What little part of your home have you claimed as your personal space?


Saturday, 11 May 2013

Noguchi's 20N Table Lamp

Sometimes it's not the most expensive items, but the best designed ones that get my attention. Hence the 20N table lamp from Isamu Noguchi at just 155 dollars! It's a paper lantern 24 inches high, 16 inches deep and looks quite simple at first glance. I got mine at Gabriel Ross in Victoria.

I brought the flat box home, and started to put it together- first I opened the flat pack box, noticing the lack of materials both in the lamp and the packaging, a good thing. Then lifted out the lightweight shade and very thin legs and frame. The socket and cord are the bulkiest thing in the 3 inch deep box. I love the colour of the shade and the sound when it is touched.
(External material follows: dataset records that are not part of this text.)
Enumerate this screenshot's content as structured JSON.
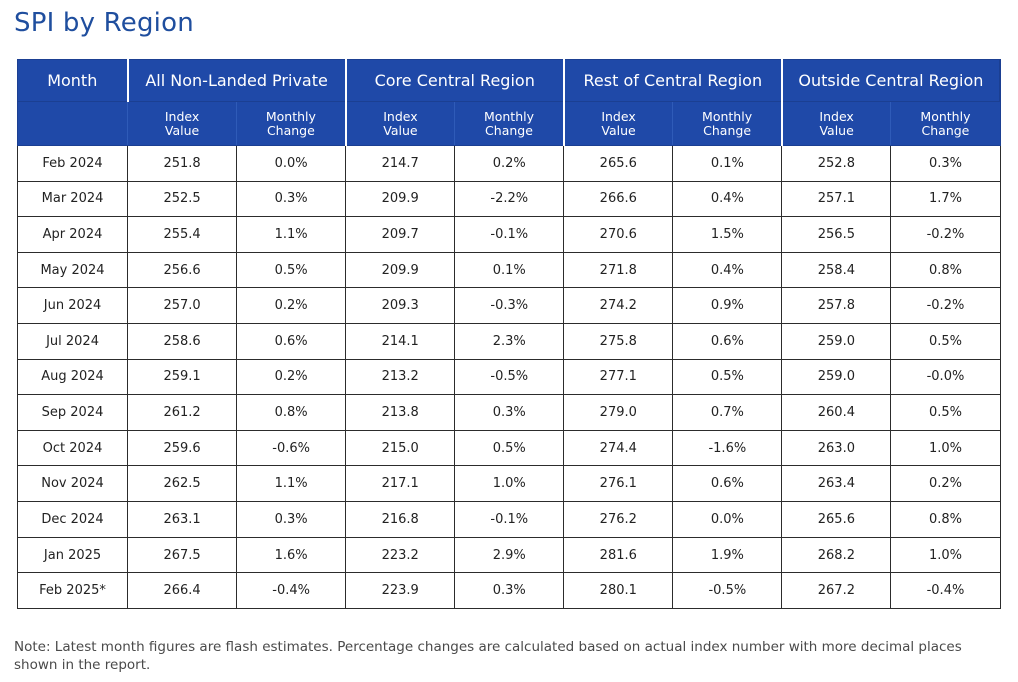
{
  "title": "SPI by Region",
  "header": {
    "month": "Month",
    "groups": [
      "All Non-Landed Private",
      "Core Central Region",
      "Rest of Central Region",
      "Outside Central Region"
    ],
    "sub_index": "Index\nValue",
    "sub_change": "Monthly\nChange"
  },
  "chart_data": {
    "type": "table",
    "title": "SPI by Region",
    "columns": [
      "Month",
      "All Non-Landed Private - Index Value",
      "All Non-Landed Private - Monthly Change",
      "Core Central Region - Index Value",
      "Core Central Region - Monthly Change",
      "Rest of Central Region - Index Value",
      "Rest of Central Region - Monthly Change",
      "Outside Central Region - Index Value",
      "Outside Central Region - Monthly Change"
    ],
    "rows": [
      [
        "Feb 2024",
        "251.8",
        "0.0%",
        "214.7",
        "0.2%",
        "265.6",
        "0.1%",
        "252.8",
        "0.3%"
      ],
      [
        "Mar 2024",
        "252.5",
        "0.3%",
        "209.9",
        "-2.2%",
        "266.6",
        "0.4%",
        "257.1",
        "1.7%"
      ],
      [
        "Apr 2024",
        "255.4",
        "1.1%",
        "209.7",
        "-0.1%",
        "270.6",
        "1.5%",
        "256.5",
        "-0.2%"
      ],
      [
        "May 2024",
        "256.6",
        "0.5%",
        "209.9",
        "0.1%",
        "271.8",
        "0.4%",
        "258.4",
        "0.8%"
      ],
      [
        "Jun 2024",
        "257.0",
        "0.2%",
        "209.3",
        "-0.3%",
        "274.2",
        "0.9%",
        "257.8",
        "-0.2%"
      ],
      [
        "Jul 2024",
        "258.6",
        "0.6%",
        "214.1",
        "2.3%",
        "275.8",
        "0.6%",
        "259.0",
        "0.5%"
      ],
      [
        "Aug 2024",
        "259.1",
        "0.2%",
        "213.2",
        "-0.5%",
        "277.1",
        "0.5%",
        "259.0",
        "-0.0%"
      ],
      [
        "Sep 2024",
        "261.2",
        "0.8%",
        "213.8",
        "0.3%",
        "279.0",
        "0.7%",
        "260.4",
        "0.5%"
      ],
      [
        "Oct 2024",
        "259.6",
        "-0.6%",
        "215.0",
        "0.5%",
        "274.4",
        "-1.6%",
        "263.0",
        "1.0%"
      ],
      [
        "Nov 2024",
        "262.5",
        "1.1%",
        "217.1",
        "1.0%",
        "276.1",
        "0.6%",
        "263.4",
        "0.2%"
      ],
      [
        "Dec 2024",
        "263.1",
        "0.3%",
        "216.8",
        "-0.1%",
        "276.2",
        "0.0%",
        "265.6",
        "0.8%"
      ],
      [
        "Jan 2025",
        "267.5",
        "1.6%",
        "223.2",
        "2.9%",
        "281.6",
        "1.9%",
        "268.2",
        "1.0%"
      ],
      [
        "Feb 2025*",
        "266.4",
        "-0.4%",
        "223.9",
        "0.3%",
        "280.1",
        "-0.5%",
        "267.2",
        "-0.4%"
      ]
    ]
  },
  "note": "Note: Latest month figures are flash estimates. Percentage changes are calculated based on actual index number with more decimal places shown in the report.",
  "colors": {
    "title": "#1f4e9e",
    "header_bg": "#1f49a8",
    "header_text": "#ffffff",
    "border": "#2c2c2c"
  }
}
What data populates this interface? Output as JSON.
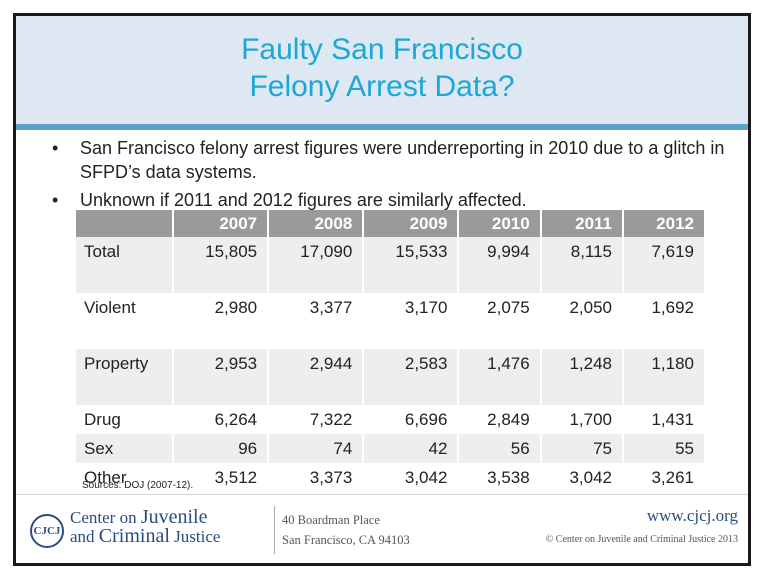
{
  "title": {
    "line1": "Faulty San Francisco",
    "line2": "Felony Arrest Data?"
  },
  "bullets": [
    {
      "marker": "•",
      "text": "San Francisco felony arrest figures were underreporting in 2010 due to a glitch in SFPD’s data systems."
    },
    {
      "marker": "•",
      "text": "Unknown if 2011 and 2012 figures are similarly affected."
    }
  ],
  "table": {
    "header": [
      "",
      "2007",
      "2008",
      "2009",
      "2010",
      "2011",
      "2012"
    ],
    "rows": [
      {
        "label": "Total",
        "values": [
          "15,805",
          "17,090",
          "15,533",
          "9,994",
          "8,115",
          "7,619"
        ]
      },
      {
        "label": "Violent",
        "values": [
          "2,980",
          "3,377",
          "3,170",
          "2,075",
          "2,050",
          "1,692"
        ]
      },
      {
        "label": "Property",
        "values": [
          "2,953",
          "2,944",
          "2,583",
          "1,476",
          "1,248",
          "1,180"
        ]
      },
      {
        "label": "Drug",
        "values": [
          "6,264",
          "7,322",
          "6,696",
          "2,849",
          "1,700",
          "1,431"
        ]
      },
      {
        "label": "Sex",
        "values": [
          "96",
          "74",
          "42",
          "56",
          "75",
          "55"
        ]
      },
      {
        "label": "Other",
        "values": [
          "3,512",
          "3,373",
          "3,042",
          "3,538",
          "3,042",
          "3,261"
        ]
      }
    ]
  },
  "sources": "Sources: DOJ (2007-12).",
  "footer": {
    "logo_badge": "CJCJ",
    "logo_line1_a": "Center on ",
    "logo_line1_b": "Juvenile",
    "logo_line2_a": "and ",
    "logo_line2_b": "Criminal",
    "logo_line2_c": " Justice",
    "address_line1": "40 Boardman Place",
    "address_line2": "San Francisco, CA 94103",
    "url": "www.cjcj.org",
    "copyright": "© Center on Juvenile and Criminal Justice 2013"
  },
  "colors": {
    "title": "#1ba8d8",
    "title_band": "#dde8f2",
    "rule": "#5aa2c8",
    "header": "#9a9a9a",
    "logo": "#2b4c7e"
  }
}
The spacing between the ribs is random, yet ordered, like nature. The black metal legs are very thin, and the frame is tall, creating a flimsy framework...until.

I really started to appreciate the design of the lamp when I put it together wrong. The shade is made to fit through the legs, not like the imitation. It's assembly is a design feat in itself. You have to lift up the shade from the legs, tightening just enough to slide the harp on the threaded post, securing it on the top of the frame. I can imagine the design hours going over the materials, construction and assembly considerations of this simple lumminaire.

The legs are super slim, and have some give to them. They are capped off by dainty little rubber feet, spherical and working together with the legs offering a dynamic yet stable base for the paper lantern, all slight on their own, yet strong as one peice when tightened and assembled (properly!).

After placing the lamp on my entry console and turning it on from the base of the socket, noticing the little red stamp at the bottom of the shade and standing back to adore it next to my Brent Comber Alder Disk, I feel the design story is complete.

Now I have simple layered light in the first room you enter, dimmers with narrow and wide spots highlighting the disk, natural light from lots of windows and ambient light from the lantern. The light is amazing! Paper is so flattering. And it's not just the function of this lamp...its the form...the beautiful, organic, make me smile every time I look at it, form.

Most of all, the exercise of assembling this piece of art was an essential part of owning wonders if that was Noguchi's plan.